2. The sound signal synthesis method according to claim 1 , wherein the first pitch data is generated by setting, from among the first plurality of pieces of pitch notation data, second pieces of pitch notation data other than the first piece of pitch notation data corresponding to the pitch of the first sound signal as cold values that indicate that the second pieces of pitch notation data are not relevant to the pitch of the first sound signal to be generated.
3. The sound signal synthesis method according to claim 1 , wherein:
the pitch of the first sound signal varies dynamically, and
the first pitch data represents the pitch that varies dynamically in the first sound signal.
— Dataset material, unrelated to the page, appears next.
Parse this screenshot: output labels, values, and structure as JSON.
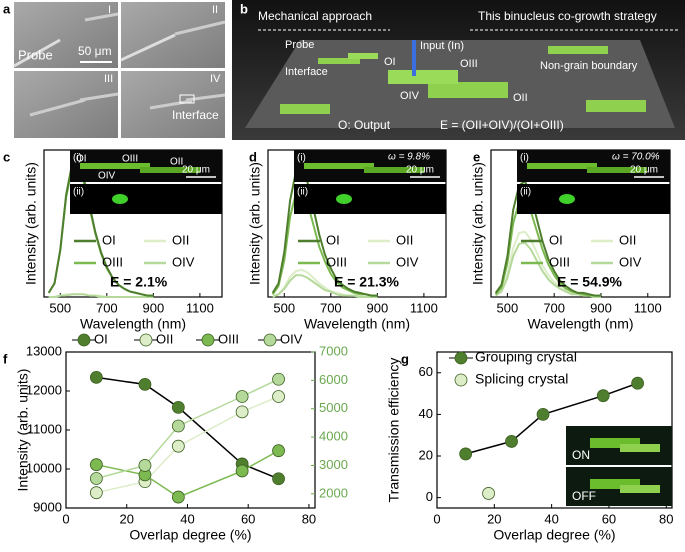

4. The sound signal synthesis method according to claim 1 , wherein:
the pitch of the second sound signal varies dynamically, and
the second pitch data represents a pitch that dynamically varies in the second sound signal.
5. The sound signal synthesis method according to claim 1 , wherein the pitch of the first sound signal varies dynamically during a sound period corresponding to a single pitch name, and the hot value set for the first piece of pitch notation data that corresponds to the pitch of the first sound signal varies based on the varying pitch.
6. The sound signal synthesis method according to claim 1 , wherein the first piece of pitch notation data corresponding to the pitch of the first sound signal comprises a piece of pitch notation data of a pitch name that corresponds to a single unit range including the pitch of the first sound signal, from among a plurality of unit ranges corresponding to the pitch names in the first pitch data.
7. The sound signal synthesis method according to claim 1 , wherein the first piece of pitch notation data corresponding to the pitch of the first sound signal comprises two pieces of pitch notation data of pitch names that correspond to two respective reference pitches sandwiching the pitch of the first sound signal, from among a plurality of reference pitches corresponding to the pitch names in the first pitch data.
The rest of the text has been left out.